Chapter 1:18-32 is not written as a weapon to wield against those who do not know Yahweh. What it says is true. God’s judgement is upon them. But it is not given to us as men and women who have been made righteous only because of the grace of God to use as a weapon for coercing people who do not know Yahweh to live like the people of Yahweh. Law never works that way.

And above all, let’s get this absolutely clear—no man, woman or child is destined for eternal destruction because they are greedy, disobedient to their parents, or gossips or anything else in Paul’s list including homosexuality. It is a list of consequences stemming from one core issue. They are under the wrath of God for that one core issue, clearly stated: they fail to honour God as God. As we see those manifestations of ungodliness we are looking at symptoms, not causes. Unless we clarify that confusion we will always caricature the Gospel. To make them the criteria for eternal destruction is just not truth.

Doesn’t Scripture say that murders, adulterers etc will not inherit the kingdom? And in Revelation will not be allowed into the eternal city? Yes. But again, symptoms and causes. You and I are, in Jesus’ words, adulterers and murders. But our inclusion or exclusion is not on that basis. It is on one basis alone—our acknowledgement of God in Christ.
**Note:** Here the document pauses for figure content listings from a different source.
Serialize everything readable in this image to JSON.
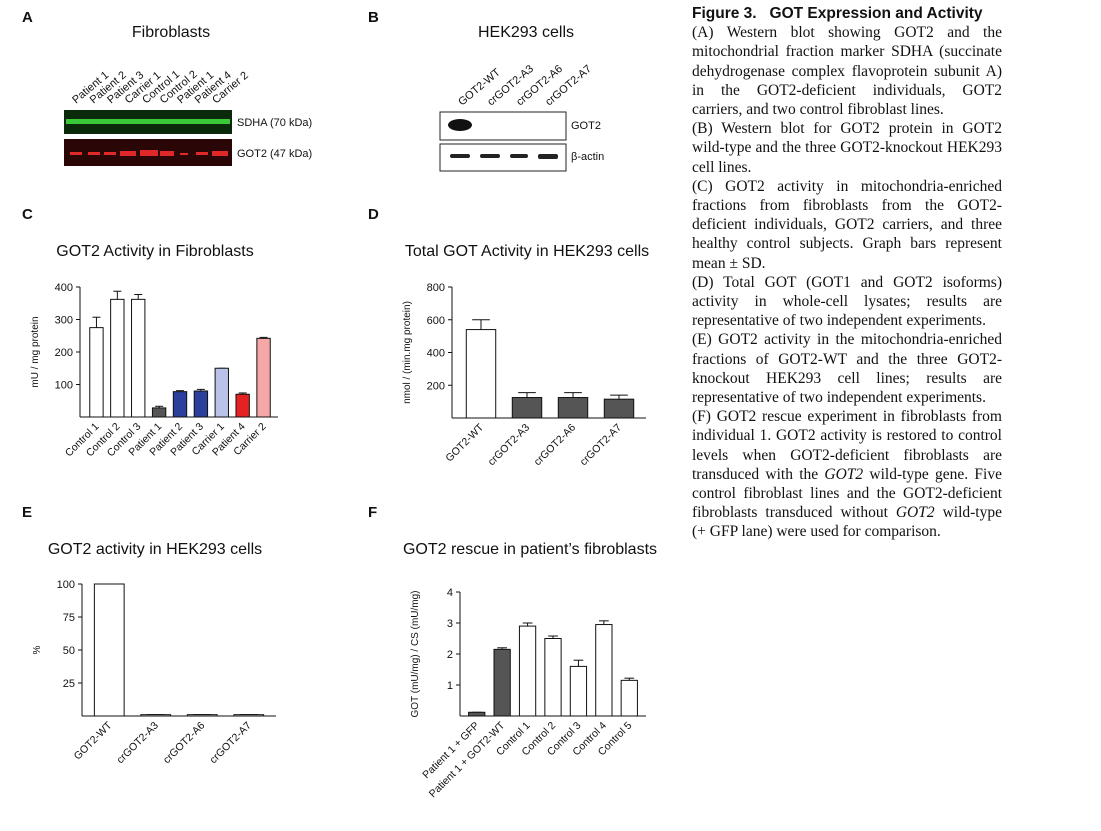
{
  "figure": {
    "panel_labels": [
      "A",
      "B",
      "C",
      "D",
      "E",
      "F"
    ],
    "blot_a": {
      "title": "Fibroblasts",
      "lanes": [
        "Patient 1",
        "Patient 2",
        "Patient 3",
        "Carrier 1",
        "Control 1",
        "Control 2",
        "Patient 1",
        "Patient 4",
        "Carrier 2"
      ],
      "bands": [
        "SDHA (70 kDa)",
        "GOT2 (47 kDa)"
      ]
    },
    "blot_b": {
      "title": "HEK293 cells",
      "lanes": [
        "GOT2-WT",
        "crGOT2-A3",
        "crGOT2-A6",
        "crGOT2-A7"
      ],
      "bands": [
        "GOT2",
        "β-actin"
      ]
    },
    "caption": {
      "title": "Figure 3.   GOT Expression and Activity",
      "paragraphs": [
        [
          {
            "text": "(A) Western blot showing GOT2 and the mitochondrial fraction marker SDHA (succinate dehydrogenase complex flavoprotein subunit A) in the GOT2-deficient individuals, GOT2 carriers, and two control fibroblast lines."
          }
        ],
        [
          {
            "text": "(B) Western blot for GOT2 protein in GOT2 wild-type and the three GOT2-knockout HEK293 cell lines."
          }
        ],
        [
          {
            "text": "(C) GOT2 activity in mitochondria-enriched fractions from fibroblasts from the GOT2-deficient individuals, GOT2 carriers, and three healthy control subjects. Graph bars represent mean ± SD."
          }
        ],
        [
          {
            "text": "(D) Total GOT (GOT1 and GOT2 isoforms) activity in whole-cell lysates; results are representative of two independent experiments."
          }
        ],
        [
          {
            "text": "(E) GOT2 activity in the mitochondria-enriched fractions of GOT2-WT and the three GOT2-knockout HEK293 cell lines; results are representative of two independent experiments."
          }
        ],
        [
          {
            "text": "(F) GOT2 rescue experiment in fibroblasts from individual 1. GOT2 activity is restored to control levels when GOT2-deficient fibroblasts are transduced with the "
          },
          {
            "text": "GOT2",
            "italic": true
          },
          {
            "text": " wild-type gene. Five control fibroblast lines and the GOT2-deficient fibroblasts transduced without "
          },
          {
            "text": "GOT2",
            "italic": true
          },
          {
            "text": " wild-type (+ GFP lane) were used for comparison."
          }
        ]
      ]
    }
  },
  "chart_data": [
    {
      "type": "bar",
      "title": "GOT2 Activity in Fibroblasts",
      "y_label": "mU / mg protein",
      "categories": [
        "Control 1",
        "Control 2",
        "Control 3",
        "Patient 1",
        "Patient 2",
        "Patient 3",
        "Carrier 1",
        "Patient 4",
        "Carrier 2"
      ],
      "values": [
        275,
        362,
        362,
        28,
        78,
        80,
        150,
        70,
        242
      ],
      "errors": [
        32,
        25,
        15,
        5,
        3,
        5,
        0,
        4,
        3
      ],
      "colors": [
        "#ffffff",
        "#ffffff",
        "#ffffff",
        "#555555",
        "#2b3f9c",
        "#2b3f9c",
        "#b9c2e8",
        "#e52222",
        "#f6a8a8"
      ],
      "ylim": [
        0,
        400
      ],
      "yticks": [
        100,
        200,
        300,
        400
      ]
    },
    {
      "type": "bar",
      "title": "Total GOT Activity in HEK293 cells",
      "y_label": "nmol / (min.mg protein)",
      "categories": [
        "GOT2-WT",
        "crGOT2-A3",
        "crGOT2-A6",
        "crGOT2-A7"
      ],
      "values": [
        540,
        125,
        125,
        115
      ],
      "errors": [
        60,
        30,
        30,
        25
      ],
      "colors": [
        "#ffffff",
        "#555555",
        "#555555",
        "#555555"
      ],
      "ylim": [
        0,
        800
      ],
      "yticks": [
        200,
        400,
        600,
        800
      ]
    },
    {
      "type": "bar",
      "title": "GOT2 activity in HEK293 cells",
      "y_label": "%",
      "categories": [
        "GOT2-WT",
        "crGOT2-A3",
        "crGOT2-A6",
        "crGOT2-A7"
      ],
      "values": [
        100,
        1,
        1,
        1
      ],
      "errors": [
        0,
        0,
        0,
        0
      ],
      "colors": [
        "#ffffff",
        "#ffffff",
        "#ffffff",
        "#ffffff"
      ],
      "ylim": [
        0,
        100
      ],
      "yticks": [
        25,
        50,
        75,
        100
      ]
    },
    {
      "type": "bar",
      "title": "GOT2 rescue in patient’s fibroblasts",
      "y_label": "GOT (mU/mg) / CS (mU/mg)",
      "categories": [
        "Patient 1 + GFP",
        "Patient 1 + GOT2-WT",
        "Control 1",
        "Control 2",
        "Control 3",
        "Control 4",
        "Control 5"
      ],
      "values": [
        0.12,
        2.15,
        2.9,
        2.5,
        1.6,
        2.95,
        1.15
      ],
      "errors": [
        0,
        0.05,
        0.1,
        0.08,
        0.2,
        0.12,
        0.07
      ],
      "colors": [
        "#555555",
        "#555555",
        "#ffffff",
        "#ffffff",
        "#ffffff",
        "#ffffff",
        "#ffffff"
      ],
      "ylim": [
        0,
        4
      ],
      "yticks": [
        1,
        2,
        3,
        4
      ]
    }
  ]
}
These shocking statements of Romans 1:18-3:20 are intended to reshape our thinking as believers. To help us understand that whether we came from the gutters of moral degradation or the pious parades of Sunday church services, we were equally under the wrath of God and are equally reborn by the grace of God. Our better use of those chapters is to describe what we once were, rather than what unbelievers now are.

To take this in-house memo written by Paul and use it as our license to arbitrate on people who are, like we once were, blind and groping for some glimmer of light in all the wrong places, is not going to show the wonders of the Gospel unless it is accompanied by tear-stained love and mercy from God through us.

Should we speak of sin and judgement? Of course. Should we speak of it in random sprays in social media and pulpit broadsides? Of course not.

Why? Because people are both sinners and sinned against. And every life is different. My wife and I had a young, drug-addicted prostitute living with us for a while. Abused by her father and subsequently sexually abused in two foster homes she ran away. As a thirteen year-old her only perceived option for survival was prostitution. To numb the pain, she took drugs. Did she need a spray about the evils of prostitution? No. Nor did she ever receive one from us. She needed to know that there was a form of love that was non-abusive and unconditional. That was where her journey needed to begin. It did. She reached out to Christ for that love.

Meander through your New Testament and list all of the places where the sins of Romans 1 are used in public proclamation of the Gospel. By Jesus? No. By Paul in Athens? No. By Peter at Pentecost? No. By Philip in Samaria? No. By Paul in Psidian Antioch? No.

You will also notice that no New Testament sermon was one-size-fits-all. Each audience heard its own relevant message.

Truth without wisdom can become folly. Let’s stir each other up to wisdom so that the Gospel is heard clearly in each situation, by each individual life. And as we work to stem the decline of our society, to do it as men and women of grace.